HANNA BERGHOLM nous livre un film de genre pour un public universel en alliant plusieurs lieux communs du fantastique et de la mythologie celte et nordique. Un film à la fois sublime par sa photographie et ingénieux pour sa construction.

La réalisatrice joue malicieusement avec les codes des genres du film d’horreur et du fantastique. Dès l’ouverture, le ton est donné par cette ombre qui plane. Ce qui est initié dès le début se confirme par ce corbeau qui se heurte contre la vitre, symbole d’un mauvais présage.

La figure de la mère

La mère vit dans une construction de la jolie famille et bonne épouse, mais va faire tomber son masque plusieurs fois. Elle a tendance à vouloir tout contrôler et quand quelque chose ne colle pas à sa volonté, elle va chercher à la détruire.

La scène la plus terrifiante est celle où elle va tuer sous le regard de sa fille l’oiseau. Pour elle cet intrus mérite la mort et ce passage permet de faire basculer dans l’étrange et l’horreur le spectateur. Nous ne sommes pas dans une jolie comédie familiale, mais bel et bien dans un film d’horreur.

Les références à l’imaginaire sont multiples comme le monstre dans le placard de Tinja ou encore sous le lit. Dans cette étrange maison, on commence peu à peu à se demander qui est le vrai monstre : est-ce la mère tyrannique ou cette créature mystérieuse ?

Le thème de la construction-création

Dans ce monde en vase clos où tout est réglé, se dégage la thématique omniprésente de la construction :
– le père construit des maquettes et compose des titres à la guitare.
– Le fils se fabrique des masques.
– la mère après avoir réglé son monde, publie des vidéos sur son blog de plus elle cherche également à construire une parfaite petite gymnaste.
– Tinja a son corps en pleine mutation, mais elle va construire plus ou moins la créature à son image.
– La créature elle-même va chercher à ressembler à sa mère de substitution.

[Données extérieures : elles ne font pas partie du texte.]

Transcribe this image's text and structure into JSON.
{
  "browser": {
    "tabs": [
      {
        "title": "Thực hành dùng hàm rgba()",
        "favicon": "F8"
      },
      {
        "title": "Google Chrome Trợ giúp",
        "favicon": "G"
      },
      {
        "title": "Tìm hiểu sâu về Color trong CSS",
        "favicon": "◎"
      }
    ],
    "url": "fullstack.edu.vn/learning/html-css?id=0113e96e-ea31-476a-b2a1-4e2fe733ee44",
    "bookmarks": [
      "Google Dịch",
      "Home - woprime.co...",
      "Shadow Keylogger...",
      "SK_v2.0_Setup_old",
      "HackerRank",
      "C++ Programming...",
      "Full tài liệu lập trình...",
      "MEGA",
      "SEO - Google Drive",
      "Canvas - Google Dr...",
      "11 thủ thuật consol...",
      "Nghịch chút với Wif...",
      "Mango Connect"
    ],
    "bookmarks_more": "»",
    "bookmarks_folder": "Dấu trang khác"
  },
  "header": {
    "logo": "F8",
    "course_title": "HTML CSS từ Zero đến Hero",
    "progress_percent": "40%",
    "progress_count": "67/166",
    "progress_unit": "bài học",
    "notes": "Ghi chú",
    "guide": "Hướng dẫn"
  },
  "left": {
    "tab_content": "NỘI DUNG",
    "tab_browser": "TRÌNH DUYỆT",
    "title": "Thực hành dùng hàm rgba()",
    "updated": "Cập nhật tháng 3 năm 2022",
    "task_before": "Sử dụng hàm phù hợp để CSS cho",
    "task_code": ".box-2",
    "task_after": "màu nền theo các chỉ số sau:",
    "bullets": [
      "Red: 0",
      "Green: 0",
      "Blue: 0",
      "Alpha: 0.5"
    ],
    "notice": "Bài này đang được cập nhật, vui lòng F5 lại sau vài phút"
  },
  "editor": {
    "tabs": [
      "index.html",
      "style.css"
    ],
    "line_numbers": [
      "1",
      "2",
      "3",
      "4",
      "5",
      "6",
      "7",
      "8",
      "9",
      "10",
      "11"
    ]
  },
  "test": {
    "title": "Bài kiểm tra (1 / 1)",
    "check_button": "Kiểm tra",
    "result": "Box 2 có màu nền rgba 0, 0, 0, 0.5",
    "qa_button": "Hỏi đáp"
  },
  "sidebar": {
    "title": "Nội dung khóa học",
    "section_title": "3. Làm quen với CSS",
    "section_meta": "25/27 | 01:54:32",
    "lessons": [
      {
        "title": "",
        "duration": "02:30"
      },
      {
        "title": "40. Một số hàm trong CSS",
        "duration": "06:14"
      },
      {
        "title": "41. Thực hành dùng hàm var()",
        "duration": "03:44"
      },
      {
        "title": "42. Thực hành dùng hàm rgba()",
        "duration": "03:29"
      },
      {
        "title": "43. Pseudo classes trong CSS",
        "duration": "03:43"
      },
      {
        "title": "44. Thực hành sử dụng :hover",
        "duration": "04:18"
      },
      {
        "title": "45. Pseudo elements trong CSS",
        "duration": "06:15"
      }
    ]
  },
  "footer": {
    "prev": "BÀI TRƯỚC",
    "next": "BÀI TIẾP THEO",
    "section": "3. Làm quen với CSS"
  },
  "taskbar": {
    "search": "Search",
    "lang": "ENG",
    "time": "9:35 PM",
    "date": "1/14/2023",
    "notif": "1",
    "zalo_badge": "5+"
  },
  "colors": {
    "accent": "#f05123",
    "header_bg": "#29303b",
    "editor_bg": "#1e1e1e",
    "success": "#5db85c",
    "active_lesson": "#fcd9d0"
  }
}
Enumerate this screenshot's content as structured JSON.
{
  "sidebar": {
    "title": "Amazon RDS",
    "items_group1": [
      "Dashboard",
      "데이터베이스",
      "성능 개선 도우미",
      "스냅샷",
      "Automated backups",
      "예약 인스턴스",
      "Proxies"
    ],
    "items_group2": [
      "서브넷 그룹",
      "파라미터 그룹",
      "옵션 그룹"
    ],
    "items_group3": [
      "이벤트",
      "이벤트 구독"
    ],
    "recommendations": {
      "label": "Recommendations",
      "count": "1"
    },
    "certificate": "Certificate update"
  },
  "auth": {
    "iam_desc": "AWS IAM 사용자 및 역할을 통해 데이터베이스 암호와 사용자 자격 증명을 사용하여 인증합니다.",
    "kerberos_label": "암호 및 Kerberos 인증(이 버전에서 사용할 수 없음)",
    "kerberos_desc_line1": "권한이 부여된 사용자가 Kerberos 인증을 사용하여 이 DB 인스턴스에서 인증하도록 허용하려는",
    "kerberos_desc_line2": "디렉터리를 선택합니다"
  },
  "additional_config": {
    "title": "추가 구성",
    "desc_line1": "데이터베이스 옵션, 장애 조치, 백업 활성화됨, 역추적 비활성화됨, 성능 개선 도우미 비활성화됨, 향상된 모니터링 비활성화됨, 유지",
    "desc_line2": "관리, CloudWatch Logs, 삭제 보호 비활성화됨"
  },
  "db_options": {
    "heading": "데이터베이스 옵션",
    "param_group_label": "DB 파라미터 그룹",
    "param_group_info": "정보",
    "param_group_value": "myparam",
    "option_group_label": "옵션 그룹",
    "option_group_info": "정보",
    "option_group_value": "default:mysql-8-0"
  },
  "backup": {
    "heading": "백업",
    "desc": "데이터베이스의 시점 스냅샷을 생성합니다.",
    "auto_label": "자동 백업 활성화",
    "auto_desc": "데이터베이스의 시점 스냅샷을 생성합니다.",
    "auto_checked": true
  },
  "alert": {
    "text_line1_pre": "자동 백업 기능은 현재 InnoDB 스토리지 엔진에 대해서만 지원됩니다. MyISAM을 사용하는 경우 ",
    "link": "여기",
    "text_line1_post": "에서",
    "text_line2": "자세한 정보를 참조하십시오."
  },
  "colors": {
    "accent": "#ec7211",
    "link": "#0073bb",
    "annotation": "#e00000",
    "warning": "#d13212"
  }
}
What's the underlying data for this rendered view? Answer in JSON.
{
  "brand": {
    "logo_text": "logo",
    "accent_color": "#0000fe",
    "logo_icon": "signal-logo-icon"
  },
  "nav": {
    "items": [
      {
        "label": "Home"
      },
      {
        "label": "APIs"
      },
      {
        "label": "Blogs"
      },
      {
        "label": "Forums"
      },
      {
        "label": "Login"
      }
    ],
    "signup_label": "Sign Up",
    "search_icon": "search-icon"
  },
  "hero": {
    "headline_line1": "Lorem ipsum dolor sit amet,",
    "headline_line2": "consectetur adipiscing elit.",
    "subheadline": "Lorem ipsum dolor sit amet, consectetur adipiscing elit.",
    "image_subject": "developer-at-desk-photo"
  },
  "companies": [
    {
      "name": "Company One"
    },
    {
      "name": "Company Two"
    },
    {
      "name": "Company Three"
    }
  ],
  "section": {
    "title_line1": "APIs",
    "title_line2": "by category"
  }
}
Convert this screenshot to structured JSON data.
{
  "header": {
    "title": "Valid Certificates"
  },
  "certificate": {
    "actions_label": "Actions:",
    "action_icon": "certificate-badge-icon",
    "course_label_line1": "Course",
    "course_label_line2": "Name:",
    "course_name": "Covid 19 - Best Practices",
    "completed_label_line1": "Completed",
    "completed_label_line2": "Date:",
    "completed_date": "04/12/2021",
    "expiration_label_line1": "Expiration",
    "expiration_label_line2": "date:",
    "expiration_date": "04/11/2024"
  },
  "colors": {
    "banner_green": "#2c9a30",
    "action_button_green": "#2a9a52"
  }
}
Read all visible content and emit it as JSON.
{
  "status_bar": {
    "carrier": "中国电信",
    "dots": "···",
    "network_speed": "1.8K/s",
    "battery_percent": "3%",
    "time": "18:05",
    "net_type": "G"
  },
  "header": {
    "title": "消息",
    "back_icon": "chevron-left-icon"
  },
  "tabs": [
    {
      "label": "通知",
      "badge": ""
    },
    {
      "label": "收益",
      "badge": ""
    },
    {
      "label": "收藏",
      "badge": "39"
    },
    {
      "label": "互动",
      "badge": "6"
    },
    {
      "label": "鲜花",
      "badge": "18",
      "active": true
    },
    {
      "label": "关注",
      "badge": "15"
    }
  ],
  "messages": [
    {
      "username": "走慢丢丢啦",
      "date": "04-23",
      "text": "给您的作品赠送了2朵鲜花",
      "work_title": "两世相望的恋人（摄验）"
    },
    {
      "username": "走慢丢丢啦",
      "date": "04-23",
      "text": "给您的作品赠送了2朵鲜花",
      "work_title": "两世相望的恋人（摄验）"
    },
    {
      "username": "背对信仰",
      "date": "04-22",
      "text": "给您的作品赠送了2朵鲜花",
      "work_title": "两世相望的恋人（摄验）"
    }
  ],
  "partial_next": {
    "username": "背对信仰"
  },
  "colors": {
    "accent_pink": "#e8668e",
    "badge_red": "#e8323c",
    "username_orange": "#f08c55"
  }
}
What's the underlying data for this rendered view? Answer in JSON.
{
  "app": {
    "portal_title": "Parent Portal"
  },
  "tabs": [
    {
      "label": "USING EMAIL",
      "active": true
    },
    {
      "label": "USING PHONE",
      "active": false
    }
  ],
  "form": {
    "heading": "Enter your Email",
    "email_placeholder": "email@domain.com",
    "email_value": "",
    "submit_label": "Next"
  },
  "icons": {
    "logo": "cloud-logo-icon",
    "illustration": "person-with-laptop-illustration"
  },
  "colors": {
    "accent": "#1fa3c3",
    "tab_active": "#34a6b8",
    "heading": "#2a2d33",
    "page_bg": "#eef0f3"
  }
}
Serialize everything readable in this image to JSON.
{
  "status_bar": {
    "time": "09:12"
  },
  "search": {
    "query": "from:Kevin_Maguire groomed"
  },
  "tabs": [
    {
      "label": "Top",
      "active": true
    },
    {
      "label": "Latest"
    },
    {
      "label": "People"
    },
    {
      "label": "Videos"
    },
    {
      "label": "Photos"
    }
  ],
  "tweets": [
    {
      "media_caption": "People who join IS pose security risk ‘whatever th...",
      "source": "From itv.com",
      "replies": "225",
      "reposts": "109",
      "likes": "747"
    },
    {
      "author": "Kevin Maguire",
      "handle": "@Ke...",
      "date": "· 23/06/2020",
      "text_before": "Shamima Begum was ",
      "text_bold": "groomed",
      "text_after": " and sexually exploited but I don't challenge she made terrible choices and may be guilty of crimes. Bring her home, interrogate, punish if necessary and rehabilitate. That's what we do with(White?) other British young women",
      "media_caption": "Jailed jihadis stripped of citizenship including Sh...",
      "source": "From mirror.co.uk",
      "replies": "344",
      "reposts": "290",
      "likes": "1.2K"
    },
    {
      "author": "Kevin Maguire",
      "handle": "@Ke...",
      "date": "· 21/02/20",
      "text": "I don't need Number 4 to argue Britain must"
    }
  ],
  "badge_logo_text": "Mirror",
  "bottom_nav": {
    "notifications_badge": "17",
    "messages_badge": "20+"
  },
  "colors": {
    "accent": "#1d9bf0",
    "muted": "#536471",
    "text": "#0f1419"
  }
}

Elle va se métamorphoser au fur et à mesure.

Le thème de la descendance

Tinja doit manger et régurgite pour nourrir Alli (la créature). Par cet acte, elle va faire une transmission de son énergie pour peu à peu s’amaigrir. Cet acte de transmission démarre dès le début dans les larmes qui ont été absorbée par l’œuf que Tinja a recueilli.

Ce thème de la descendance va flirter avec le mythe du Vampire. Plus précisément dans cette célèbre citation « Le sang, c’est la vie », où la créature va avaler et boire le sang de Tinja, pour prendre en quelque sorte sa vie.

Le passage à l’âge adulte
Quand la mère tue l’oiseau, il y a un peu comme un déchirement du monde de l’héroïne. Même si elle vit avec une mère tyrannique, elle n’avait pas forcément conscience de sa noirceur. Avec cette perte de l’innocence s’additionne un sacrifice, celui du corbeau. Un peu comme un rituel en magie noir, une transaction avec les forces de la Nature. Le champ des interprétations est vaste, chacun peut y voir sa propre explication et y donner une analyse personnelle.

Le thème de l’alter ego est très présent dans ce film. Un peu comme dans certains grands classiques tels La Feline, sauf qu’ici, il y a un dédoublement. Les deux filles sont certes reliées, mais l’une comme l’autre désire quelque chose, la liberté et le droit d’exister aux yeux de leur mère. La jeune ado vit avec une mère malsaine, elle lui annonce des choses qu’une mère n’est pas censée dire à sa fille.

Le sujet du double maléfique rappelle la légende celte, plus irlandaise des Changeling. Dans le folklore irlandais, on disait que certaines fées prenaient l’apparence de quelqu’un et convoitait sa place. Les proches ne s’en rendaient pas forcément compte immédiatement et quand cela arrivait il était trop tard ! On peut vraiment faire un lien avec cette légende en analysant la réaction des différents protagonistes qui ne voient pas la différence entre les deux filles. Peut-être que la créature projette une réalité alternée ?

La créature devient progressivement humaine. Elle va d’abord vivre connectée aux émotions de sa mère adoptive et cherche l’amour et la reconnaissance.